Bowen blasts Dutton absence at potential nuclear sites
Energy Minister Chris Bowen has ramped up the attack against Peter Dutton’s proposal for nuclear energy reactors to be plugged in on the site of coal plants.
Energy Minister Chris Bowen has ramped up the attack on Peter Dutton’s proposal for nuclear energy reactors to be plugged in on the site of coal plants.
Mr Bowen said the Opposition Leader doesn’t understand community attitudes to the idea because since the 2022 election he hasn’t visited any of the seven locations that could potentially host a reactor.
Mr Dutton has spent much of the week defending the Coalition’s nuclear energy proposal after the CSIRO released modelling that found a large-scale nuclear plant would take at least 15 years and about $8.6bn to build.
Hitting back at the claim nuclear energy was not commercially feasible, Mr Dutton said Labor was happy to pump billions of dollars into green hydrogen in this month’s budget despite the technology also not yet being viable.
“Green hydrogen, which is in the government’s plan, that’s not commercially viable yet. So when they say it’ll take five or 10 or 15 years (for nuclear energy) … they ignore the fact that we’ve got a transition between now and 2050,” he told the Nine Network’s Today. “It doesn’t have to be installed tomorrow.”
Mr Dutton said communities near coal-fired power stations “were in favour” of the nuclear proposal “because they understand the technology”.

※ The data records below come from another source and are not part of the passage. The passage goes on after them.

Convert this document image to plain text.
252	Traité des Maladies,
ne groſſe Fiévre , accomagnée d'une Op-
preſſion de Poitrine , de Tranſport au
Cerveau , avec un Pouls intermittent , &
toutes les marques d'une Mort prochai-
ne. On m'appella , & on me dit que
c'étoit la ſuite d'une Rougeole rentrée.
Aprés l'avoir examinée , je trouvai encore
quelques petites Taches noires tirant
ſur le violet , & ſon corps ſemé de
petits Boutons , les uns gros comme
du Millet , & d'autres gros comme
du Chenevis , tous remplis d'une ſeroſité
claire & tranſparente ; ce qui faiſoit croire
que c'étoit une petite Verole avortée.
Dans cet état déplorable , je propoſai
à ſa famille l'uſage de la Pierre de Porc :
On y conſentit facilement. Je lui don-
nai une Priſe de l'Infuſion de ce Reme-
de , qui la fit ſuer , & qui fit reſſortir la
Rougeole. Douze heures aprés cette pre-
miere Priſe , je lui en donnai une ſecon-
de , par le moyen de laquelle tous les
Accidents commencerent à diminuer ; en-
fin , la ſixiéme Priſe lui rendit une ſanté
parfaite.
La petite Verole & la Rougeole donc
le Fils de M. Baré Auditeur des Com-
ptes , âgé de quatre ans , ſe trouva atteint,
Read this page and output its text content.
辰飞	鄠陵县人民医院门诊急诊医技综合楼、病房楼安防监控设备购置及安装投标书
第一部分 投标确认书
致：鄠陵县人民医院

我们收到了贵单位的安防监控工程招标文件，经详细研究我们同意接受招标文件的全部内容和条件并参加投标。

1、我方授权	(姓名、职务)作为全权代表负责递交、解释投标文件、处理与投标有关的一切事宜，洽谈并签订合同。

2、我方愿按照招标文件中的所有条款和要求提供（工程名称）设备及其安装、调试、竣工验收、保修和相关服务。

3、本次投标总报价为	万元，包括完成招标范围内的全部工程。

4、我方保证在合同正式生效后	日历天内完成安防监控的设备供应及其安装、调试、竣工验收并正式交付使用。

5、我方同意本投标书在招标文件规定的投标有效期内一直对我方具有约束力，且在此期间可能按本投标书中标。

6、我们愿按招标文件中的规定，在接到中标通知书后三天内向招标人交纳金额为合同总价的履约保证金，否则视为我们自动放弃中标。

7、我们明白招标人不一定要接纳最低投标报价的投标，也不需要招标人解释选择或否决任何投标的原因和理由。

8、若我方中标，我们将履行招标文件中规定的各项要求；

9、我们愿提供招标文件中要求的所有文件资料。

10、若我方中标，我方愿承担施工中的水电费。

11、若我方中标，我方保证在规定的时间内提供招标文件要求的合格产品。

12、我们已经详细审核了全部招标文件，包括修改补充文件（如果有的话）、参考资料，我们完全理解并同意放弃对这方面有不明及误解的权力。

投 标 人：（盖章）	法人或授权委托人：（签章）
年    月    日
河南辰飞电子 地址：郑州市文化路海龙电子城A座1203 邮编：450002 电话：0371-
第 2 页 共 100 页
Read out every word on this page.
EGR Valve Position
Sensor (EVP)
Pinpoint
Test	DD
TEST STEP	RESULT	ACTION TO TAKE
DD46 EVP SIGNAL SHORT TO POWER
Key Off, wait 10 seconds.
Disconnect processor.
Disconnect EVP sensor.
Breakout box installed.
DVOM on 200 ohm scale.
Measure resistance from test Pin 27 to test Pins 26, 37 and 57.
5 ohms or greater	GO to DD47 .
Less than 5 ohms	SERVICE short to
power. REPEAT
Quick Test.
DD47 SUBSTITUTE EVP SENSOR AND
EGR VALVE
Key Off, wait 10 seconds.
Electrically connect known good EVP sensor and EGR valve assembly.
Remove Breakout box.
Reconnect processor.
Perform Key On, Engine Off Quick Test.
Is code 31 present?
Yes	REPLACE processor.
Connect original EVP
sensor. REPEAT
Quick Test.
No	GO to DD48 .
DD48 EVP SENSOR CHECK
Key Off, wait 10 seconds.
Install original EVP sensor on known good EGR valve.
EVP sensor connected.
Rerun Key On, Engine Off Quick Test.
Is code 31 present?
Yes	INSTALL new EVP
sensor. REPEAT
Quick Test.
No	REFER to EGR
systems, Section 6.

But in a broadside at Mr Dutton on Friday, Mr Bowen said the Coalition leader had not visited any of the seven sites that could host a reactor. He cited Yallourn, Eraring, Bayswater, Gladstone, Tarong, Collie and Muja, all of which are due to close between 2025 and 2035.
“Dutton claims he understands energy communities which would potentially host nuclear reactors but he hasn’t visited one this term,” Mr Bowen said.
“He says he’s got polling that shows those same communities he’s not visited supporting his risky reactor plan. That means he’s already picked the sites. It’s past time he had an honest conversation with these communities, rather than relying on his ‘secret polling’.”